Living Sacrifice as Theosis

Editors' Note: This article is part of the Patheos Public Square on Sacrifice: Religions and the Role of the Scapegoat. Read other perspectives here.

When speaking about sacrifice, we need to distinguish between two different sorts: a common or generic sacrifice and a "living" sacrifice. In the former, one thing is given up for a different thing, and often this second thing is in some way thought to be of a greater value than the thing given up. So, for example, in baseball, a batter might hit a fly ball and get out on purpose to give a runner the chance to score a run. Alternately, a member of the Secret Service may take a bullet for the president, thus sacrificing his or her life. One thing is given up, done away with, even destroyed for the increase, benefit, or continued existence of another. This for that.

A living sacrifice, on the other hand, is different, and a hint to this difference can be found in certain forms of the Eucharistic prayer in the Episcopal church. Here we speak of a "sacrifice of praise and thanksgiving." Is this the same thing as a generic sacrifice? What is given up here, and what benefit is gained? Surely we do not mean here a sacrifice of time, as if the time it takes to say the Eucharistic prayer is given up for the benefits of the Eucharist or some means to glorify God. No, what is sacrificed is, in a way, our attention or self-focus, which is enlivened toward an active thanksgiving for the spirit of life. What is important here, in our present context, is that the thing "sacrificed" is not given away or destroyed; instead, it is the very thing itself that is enlivened and made better. Our attention is lifted up to the presence of God through its act of sacrifice.
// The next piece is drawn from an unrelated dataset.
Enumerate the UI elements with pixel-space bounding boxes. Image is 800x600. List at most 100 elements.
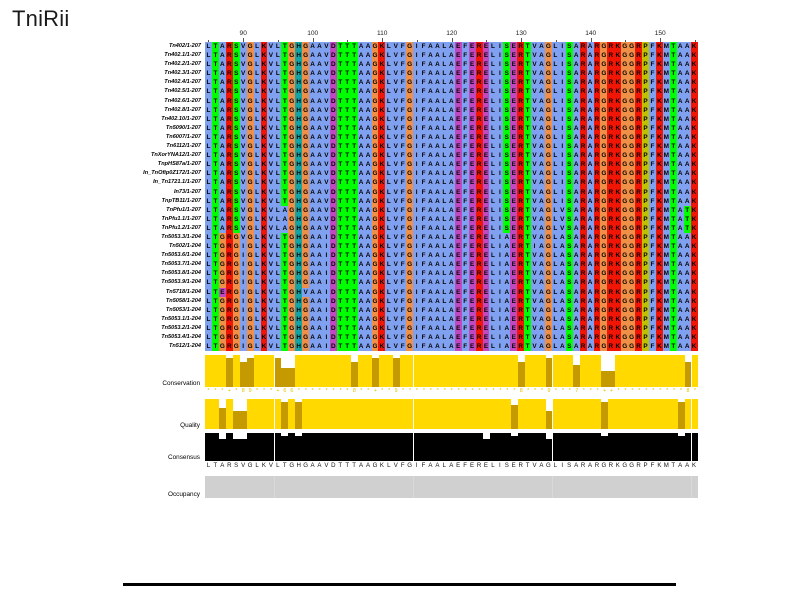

The key difference here between the two types of sacrifice is the structure of death and resurrection. These are not two different concepts joined together, but two parts of a system that must go together; without resurrection, death leads to a mere destruction. This is the case of generic sacrifice. Here there is an end, a cessation of one thing, for the benefit of another. Altruistic, seemingly, for the one benefited, but what of the one who is sacrificed? Too often has victimization masqueraded as false sacrifice, where something is used up and forgotten while another can climb higher. This is not altruism but ignorance and oppression, and our faith, as Christ taught it, has never been about allowing others to be destroyed and abandoned, no matter what the cost.

Living sacrifice, on the other hand, has the opposite effect: the increase of life. Here a thing is raised up and made greater, not in spite of itself but as itself. A parent sacrifices his time and money to raise a child, or a doctor sacrifices her time and intelligence to learn to heal others. In each, nothing is destroyed, but is raised to be more than it was before. A new meaning of time and attention is found in the grace of raising a child, and intelligence takes on a fuller meaning when directed to the care of the sick and injured. One finds truer uses of time, attention, intelligence, and other aspects of the self only when one is able to sacrifice them.
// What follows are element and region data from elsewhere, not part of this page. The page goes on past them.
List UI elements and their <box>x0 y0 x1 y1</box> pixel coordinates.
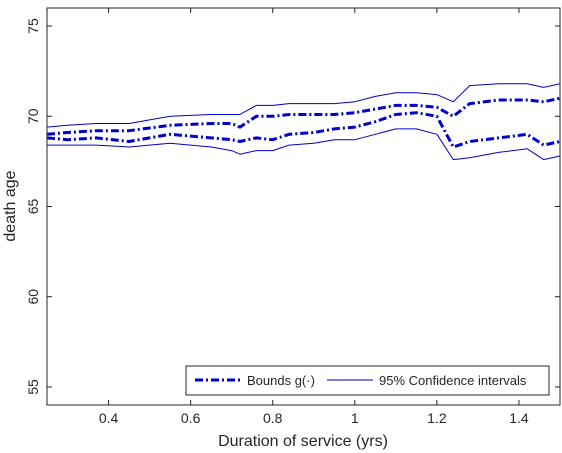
x-tick-label: 1 <box>351 410 359 426</box>
x-tick-label: 1.2 <box>427 410 447 426</box>
x-axis-label: Duration of service (yrs) <box>218 433 388 450</box>
x-tick-label: 1.4 <box>509 410 529 426</box>
x-tick-label: 0.6 <box>181 410 201 426</box>
legend-label-bounds: Bounds g(·) <box>247 373 315 388</box>
ci-line-3 <box>47 128 561 161</box>
series-layer <box>46 83 561 161</box>
legend-label-ci: 95% Confidence intervals <box>379 373 527 388</box>
bounds-line-0 <box>46 96 561 136</box>
plot-background <box>47 8 560 405</box>
y-tick-label: 75 <box>25 18 41 34</box>
plot-frame <box>46 7 561 406</box>
x-tick-label: 0.4 <box>99 410 119 426</box>
y-tick-label: 60 <box>25 289 41 305</box>
ci-line-2 <box>46 83 561 128</box>
bounds-line-1 <box>46 111 561 149</box>
y-axis-label: death age <box>2 170 19 241</box>
x-tick-label: 0.8 <box>263 410 283 426</box>
y-tick-label: 70 <box>25 108 41 124</box>
ticks-layer: 0.4 0.6 0.8 1 1.2 1.4 55 60 65 70 75 <box>25 8 560 426</box>
y-tick-label: 55 <box>25 379 41 395</box>
y-tick-label: 65 <box>25 199 41 215</box>
legend: Bounds g(·) 95% Confidence intervals <box>185 365 550 396</box>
In writing of sacrifice as a bettering of the self, however, I do not want to suggest that it is easy, or simple, or even kind. True sacrifice still requires a death, and the promise of resurrection does not take the fullness of that death away. Death, in whatever form, often comes at great personal cost. But death is not the end, and we (not something or someone else) will survive it. That is the great promise of our faith.

Living sacrifice, then, is about death and resurrection. Such sacrifice is not about mere change for change's sake, nor the success of something deemed better over that deemed lower. Living sacrifice is about growth, the development of one thing, as itself, while retaining its essence, beyond itself. It is an image of Christ, who in his incarnation joined two things at once, human and divine, and in his death and resurrection opened this way for us all.

Why is this important? In our current culture, we can often confuse self-sacrifice as self-destruction. We call on Christians to bear their cross, even to death, but we forget to remind them that self-denial is not self-hatred and self-negation. God leads us to conversions of ever-increasing depth, and we are often led by things we love. Not always, but sometimes. God does not want for us to turn around after conversion and sling hatred at those things that brought us a deeper sense of God's presence, for often it was Christ who brought us there. As we continue to teach Christian discipleship, we must not teach people to become victims of their acts of sacrifice, but rather to join our very humanity (which is also Christ's humanity) with God's divinity.